Laporan penting itu sedianya dijadikan senjata PLN melawan PT Paiton Energy Corporation, pemilik Paiton I, di pengadilan. Pertengahan Desember lalu, Pengadilan Negeri Jakarta Pusat menerbitkan keputusan sela yang menetapkan PN Jakarta Pusat berhak mengadili gugatan PLN terhadap Paiton I. Tapi, belum lagi perkara pokoknya digelar, pemerintahan Gus Dur buru-buru menarik gugatan itu, pekan lalu. "Kita akan menempuh cara-cara di luar pengadilan," kata Menteri Koordinator Ekonomi, Keuangan, dan Industri, Kwik Kian Gie. Alasannya, pendekatan hukum lebih banyak merugikan, terutama karena akan memadamkan gairah investasi asing di Indonesia. Menurut pemerintah, kasus ini lebih menguntungkan jika diselesaikan dengan jalan damai, lewat meja perundingan.
Tapi keputusan yang membuat mundur Adhi Satriya dan Hardiv Situmeang dari jajaran direksi PLN itu ternyata cuma berumur tiga hari. Tanpa meralat keputusan sebelumnya, Kamis lalu, Menteri Kwik menyatakan, sembari berunding, pemerintah akan menggugat Paiton I ke pengadilan pidana. "Karena proyek ini mengandung korupsi, kolusi, dan nepotisme," katanya.
Benarkah ada korupsi di Paiton I? Disimak dari laporan BPKP, unsur-unsur penyelewengan tampak jelas sejak pemerintah mengizinkan swasta memasuki bisnis listrik. Keputusan Presiden (Keppres) Nomor 37/1992 itu, menurut BPKP, setidaknya melanggar tiga undang-undang serta satu peraturan pemerintah tentang ketenagalistrikan, penanaman modal asing, dan Undang-Undang Anggaran Pendapatan dan Belanja Negara. Sebelum keppres dahsyat itu terbit, Indonesia mengharamkan perusahaan asing berbisnis listrik besar-besaran (kecuali kalau cuma menyewakan genset untuk tahlilan). Tapi Soeharto kemudian memandulkan larangan empat peraturan yang lebih tinggi itu hanya dengan sebuah keppres.

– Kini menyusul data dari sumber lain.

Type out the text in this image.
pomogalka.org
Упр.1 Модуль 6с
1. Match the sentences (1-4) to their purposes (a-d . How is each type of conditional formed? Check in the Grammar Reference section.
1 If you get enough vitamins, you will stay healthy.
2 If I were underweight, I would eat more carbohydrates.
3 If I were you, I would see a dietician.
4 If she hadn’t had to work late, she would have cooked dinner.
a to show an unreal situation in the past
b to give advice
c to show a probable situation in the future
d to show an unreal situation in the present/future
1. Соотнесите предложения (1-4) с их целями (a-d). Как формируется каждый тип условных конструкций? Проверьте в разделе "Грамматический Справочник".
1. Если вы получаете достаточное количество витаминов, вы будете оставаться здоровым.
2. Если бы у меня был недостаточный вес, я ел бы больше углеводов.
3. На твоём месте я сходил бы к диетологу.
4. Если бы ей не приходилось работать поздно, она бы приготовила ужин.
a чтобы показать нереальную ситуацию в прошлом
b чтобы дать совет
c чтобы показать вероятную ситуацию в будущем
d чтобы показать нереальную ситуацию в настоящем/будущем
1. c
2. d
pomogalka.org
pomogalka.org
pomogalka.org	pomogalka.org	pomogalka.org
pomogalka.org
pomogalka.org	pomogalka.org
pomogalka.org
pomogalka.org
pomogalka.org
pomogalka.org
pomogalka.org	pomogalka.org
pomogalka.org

Dengan start mencong seperti itu, sulit mengharapkan proyek listrik swasta jadi lempeng. Sejarah mencatat, proyek pabrik setrum yang dibangun swasta penuh dengan intervensi, lobi-lobi, bagi-bagi saham kosong, budaya minta petunjuk, dan sejenisnya. Dalam kasus Paiton, campur tangan tidak cuma datang dari Soeharto, tapi juga dari para pejabat di bawahnya.
Dalam penentuan harga jual, misalnya. Pada awalnya, perundingan berjalan alot. Pemerintah ogah dengan penawaran harga Paiton yang US$ 0,0998 per kilowatt jam (kWh). Tapi tiba-tiba muncul surat sakti dari Menteri Pertambangan dan Energi (ketika itu) Ginandjar Kartasasmita pada 18 Februari 1993. Intinya, pemerintah setuju dengan kesepakatan kedua pihak (PLN dan Paiton). Padahal, tim negosiasi masih ngotot-ngototan soal harga jual listrik, dasar penentuan harga jual, serta biaya operasi dan pemeliharaan.
Tim negosiasi PLN yang dipimpin Ermansyah Jamin mau tak mau harus menerima keputusan pemerintah. Apalagi, tak lama kemudian, Hashim Djojohadikusumo, pemilik PT Batu Hitam Perkasa, pemegang saham Paiton I, mengirimkan surat kepada mertua-kakaknya, Presiden Soeharto, untuk melaporkan perkembangan proyek sekaligus mengajukan harga baru. Eh, tak lama kemudian, tim negosiasi mengajukan usulan harga yang ternyata sama persis dengan yang diusulkan Hashim.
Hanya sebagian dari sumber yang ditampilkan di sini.